Altstadt. Mit acht Stimmen dafür und zwei Gegenstimmen hat der Beirat Mitte dem Bau des Wilhelm-Kaisen-Denkmals im Kastanienwäldchen am Wall, Ecke Herdentor, zugestimmt. Auf der Sitzung am Montag hatten zunächst der ehemalige Staatsrat Arnold Knigge (SPD) und Professor Fritz Haase von der Wilhelm Kaisen Bürgerhilfe den Entwurf des Denkmals vorgestellt.

Die Bürgerhilfe hat den Bau eines Denkmals für Bremens ersten Nachkriegsbürgermeister angeregt. Die Bildhauerin Christa Baumgärtel soll es gestalten. Es besteht aus einer etwa lebensgroßen Statue Kaisens und zwei Wandelementen. Die Bürgerhilfe überlegt derweil, im Wäldchen nahe des Denkmals eine Informationstafel anzubringen, die die Geschichte der Zerstörung und des Wiederaufbaus Bremens wiedergibt.

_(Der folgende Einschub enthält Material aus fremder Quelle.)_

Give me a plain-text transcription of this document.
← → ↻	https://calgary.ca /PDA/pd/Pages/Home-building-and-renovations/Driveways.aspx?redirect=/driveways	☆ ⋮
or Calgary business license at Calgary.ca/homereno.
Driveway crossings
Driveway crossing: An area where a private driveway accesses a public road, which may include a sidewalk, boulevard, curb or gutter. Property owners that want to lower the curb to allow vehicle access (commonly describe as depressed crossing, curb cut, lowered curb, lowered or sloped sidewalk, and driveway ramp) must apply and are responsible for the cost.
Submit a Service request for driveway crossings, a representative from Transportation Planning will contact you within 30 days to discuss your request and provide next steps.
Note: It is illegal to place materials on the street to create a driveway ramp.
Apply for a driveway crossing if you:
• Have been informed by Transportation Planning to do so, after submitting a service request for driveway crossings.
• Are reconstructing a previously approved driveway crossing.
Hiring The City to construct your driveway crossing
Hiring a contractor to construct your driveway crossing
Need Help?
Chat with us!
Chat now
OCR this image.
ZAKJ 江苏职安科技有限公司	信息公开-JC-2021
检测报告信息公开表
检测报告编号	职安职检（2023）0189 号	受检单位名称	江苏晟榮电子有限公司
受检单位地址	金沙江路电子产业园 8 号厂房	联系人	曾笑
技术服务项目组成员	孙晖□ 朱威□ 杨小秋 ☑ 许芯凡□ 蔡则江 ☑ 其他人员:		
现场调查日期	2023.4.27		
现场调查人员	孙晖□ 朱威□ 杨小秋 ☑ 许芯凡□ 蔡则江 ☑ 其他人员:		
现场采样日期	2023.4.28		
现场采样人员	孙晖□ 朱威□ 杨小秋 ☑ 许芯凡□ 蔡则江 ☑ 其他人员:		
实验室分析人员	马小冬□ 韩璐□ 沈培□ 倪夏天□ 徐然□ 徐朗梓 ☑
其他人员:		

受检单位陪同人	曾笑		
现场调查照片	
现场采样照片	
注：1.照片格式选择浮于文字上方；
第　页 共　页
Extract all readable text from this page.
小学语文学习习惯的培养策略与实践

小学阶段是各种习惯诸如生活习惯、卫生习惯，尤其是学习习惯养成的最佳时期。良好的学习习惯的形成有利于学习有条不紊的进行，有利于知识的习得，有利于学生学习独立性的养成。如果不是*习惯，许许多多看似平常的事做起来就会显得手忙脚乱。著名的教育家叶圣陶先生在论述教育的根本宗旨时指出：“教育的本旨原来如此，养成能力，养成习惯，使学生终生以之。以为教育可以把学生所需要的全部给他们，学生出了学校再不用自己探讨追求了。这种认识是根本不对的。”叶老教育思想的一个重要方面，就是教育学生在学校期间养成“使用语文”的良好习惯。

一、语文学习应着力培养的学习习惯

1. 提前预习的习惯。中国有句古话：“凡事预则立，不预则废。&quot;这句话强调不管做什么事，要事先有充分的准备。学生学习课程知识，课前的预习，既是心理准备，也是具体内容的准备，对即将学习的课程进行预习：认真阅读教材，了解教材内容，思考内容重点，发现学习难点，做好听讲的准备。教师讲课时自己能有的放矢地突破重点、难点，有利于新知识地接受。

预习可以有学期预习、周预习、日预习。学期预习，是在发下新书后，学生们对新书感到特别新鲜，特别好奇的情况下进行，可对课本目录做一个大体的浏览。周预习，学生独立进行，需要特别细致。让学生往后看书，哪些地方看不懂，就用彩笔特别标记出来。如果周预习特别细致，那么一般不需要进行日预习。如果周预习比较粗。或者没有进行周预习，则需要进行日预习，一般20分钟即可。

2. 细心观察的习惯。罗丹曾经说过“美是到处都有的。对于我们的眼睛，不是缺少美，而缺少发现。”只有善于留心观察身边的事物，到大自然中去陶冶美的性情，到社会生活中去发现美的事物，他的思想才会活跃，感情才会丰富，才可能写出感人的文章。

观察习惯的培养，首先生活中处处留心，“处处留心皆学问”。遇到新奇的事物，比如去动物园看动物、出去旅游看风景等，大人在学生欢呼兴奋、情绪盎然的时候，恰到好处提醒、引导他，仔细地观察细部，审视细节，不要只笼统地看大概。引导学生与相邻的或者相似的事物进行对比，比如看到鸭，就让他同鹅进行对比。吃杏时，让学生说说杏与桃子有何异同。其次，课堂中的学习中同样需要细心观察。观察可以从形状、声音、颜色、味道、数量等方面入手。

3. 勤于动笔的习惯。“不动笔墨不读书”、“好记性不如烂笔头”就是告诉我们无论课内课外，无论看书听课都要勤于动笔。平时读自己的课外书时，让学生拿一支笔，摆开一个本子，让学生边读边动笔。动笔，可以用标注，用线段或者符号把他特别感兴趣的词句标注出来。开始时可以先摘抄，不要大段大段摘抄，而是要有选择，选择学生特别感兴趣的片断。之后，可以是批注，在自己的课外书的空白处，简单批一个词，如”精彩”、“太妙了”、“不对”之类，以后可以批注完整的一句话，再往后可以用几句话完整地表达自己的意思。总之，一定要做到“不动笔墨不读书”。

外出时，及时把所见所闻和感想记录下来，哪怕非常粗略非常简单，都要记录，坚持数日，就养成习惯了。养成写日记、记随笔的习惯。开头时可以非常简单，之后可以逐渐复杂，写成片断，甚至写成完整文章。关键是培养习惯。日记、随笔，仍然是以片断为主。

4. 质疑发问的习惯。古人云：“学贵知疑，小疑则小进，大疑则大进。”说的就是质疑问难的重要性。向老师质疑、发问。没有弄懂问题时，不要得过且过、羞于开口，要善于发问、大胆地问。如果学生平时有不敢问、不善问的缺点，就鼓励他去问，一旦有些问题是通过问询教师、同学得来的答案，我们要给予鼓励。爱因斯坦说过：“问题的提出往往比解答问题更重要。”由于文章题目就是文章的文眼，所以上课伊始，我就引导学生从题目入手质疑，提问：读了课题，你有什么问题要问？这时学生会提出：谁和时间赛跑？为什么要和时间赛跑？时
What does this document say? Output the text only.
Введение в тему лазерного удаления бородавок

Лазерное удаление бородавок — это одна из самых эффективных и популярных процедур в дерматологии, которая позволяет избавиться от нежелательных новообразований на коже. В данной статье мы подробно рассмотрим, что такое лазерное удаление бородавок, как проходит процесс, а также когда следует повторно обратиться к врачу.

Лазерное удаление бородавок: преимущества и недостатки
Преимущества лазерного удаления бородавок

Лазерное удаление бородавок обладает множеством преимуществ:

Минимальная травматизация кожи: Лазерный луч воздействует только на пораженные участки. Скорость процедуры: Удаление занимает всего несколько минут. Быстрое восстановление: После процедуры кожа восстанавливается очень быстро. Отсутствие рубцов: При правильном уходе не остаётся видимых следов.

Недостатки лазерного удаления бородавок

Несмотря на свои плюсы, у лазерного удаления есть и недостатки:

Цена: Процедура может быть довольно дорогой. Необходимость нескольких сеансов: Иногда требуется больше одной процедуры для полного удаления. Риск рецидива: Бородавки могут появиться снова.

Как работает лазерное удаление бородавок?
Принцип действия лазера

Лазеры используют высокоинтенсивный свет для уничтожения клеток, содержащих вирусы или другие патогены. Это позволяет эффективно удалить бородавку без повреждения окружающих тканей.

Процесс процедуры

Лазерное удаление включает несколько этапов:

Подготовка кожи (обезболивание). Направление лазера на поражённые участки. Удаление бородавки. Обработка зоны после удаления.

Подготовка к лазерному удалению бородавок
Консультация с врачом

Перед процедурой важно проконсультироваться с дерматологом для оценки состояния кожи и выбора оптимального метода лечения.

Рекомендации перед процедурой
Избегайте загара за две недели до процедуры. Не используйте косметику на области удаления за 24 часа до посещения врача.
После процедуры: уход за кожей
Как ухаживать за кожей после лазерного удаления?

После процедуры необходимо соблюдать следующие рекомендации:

Das Denkmal soll in Fußwegnähe errichtet werden. Auf Nachfrage von Beiratssprecher Michael Rüppel (Grüne) bestätigten Knigge und Haase, dass die Fahrradständer im Wäldchen stehen bleiben und dass auch die Buden, die während des Freimarktes und des Weihnachtsmarktes regelmäßig am Herdentor stehen, nicht behindert werden. Es werden auch keine Bäume gefällt. Ein Zuhörer wandte ein, dass durch das Denkmal und sein Publikum die Ausgabestelle der "Suppenengel" gestört und die Obdachlosen vertrieben werden könnten. Da dies nicht das Anliegen der Bürgerhilfe sei, würde sie den Dialog mit den Suppenengeln suchen, sagten Haase und Knigge.

Der eigentlich umfangreichste Punkt auf der Tagesordnung - das Wohnkonzept auf dem Telekomgeländes an der Faulenstraße - fiel wegen Krankheit aus.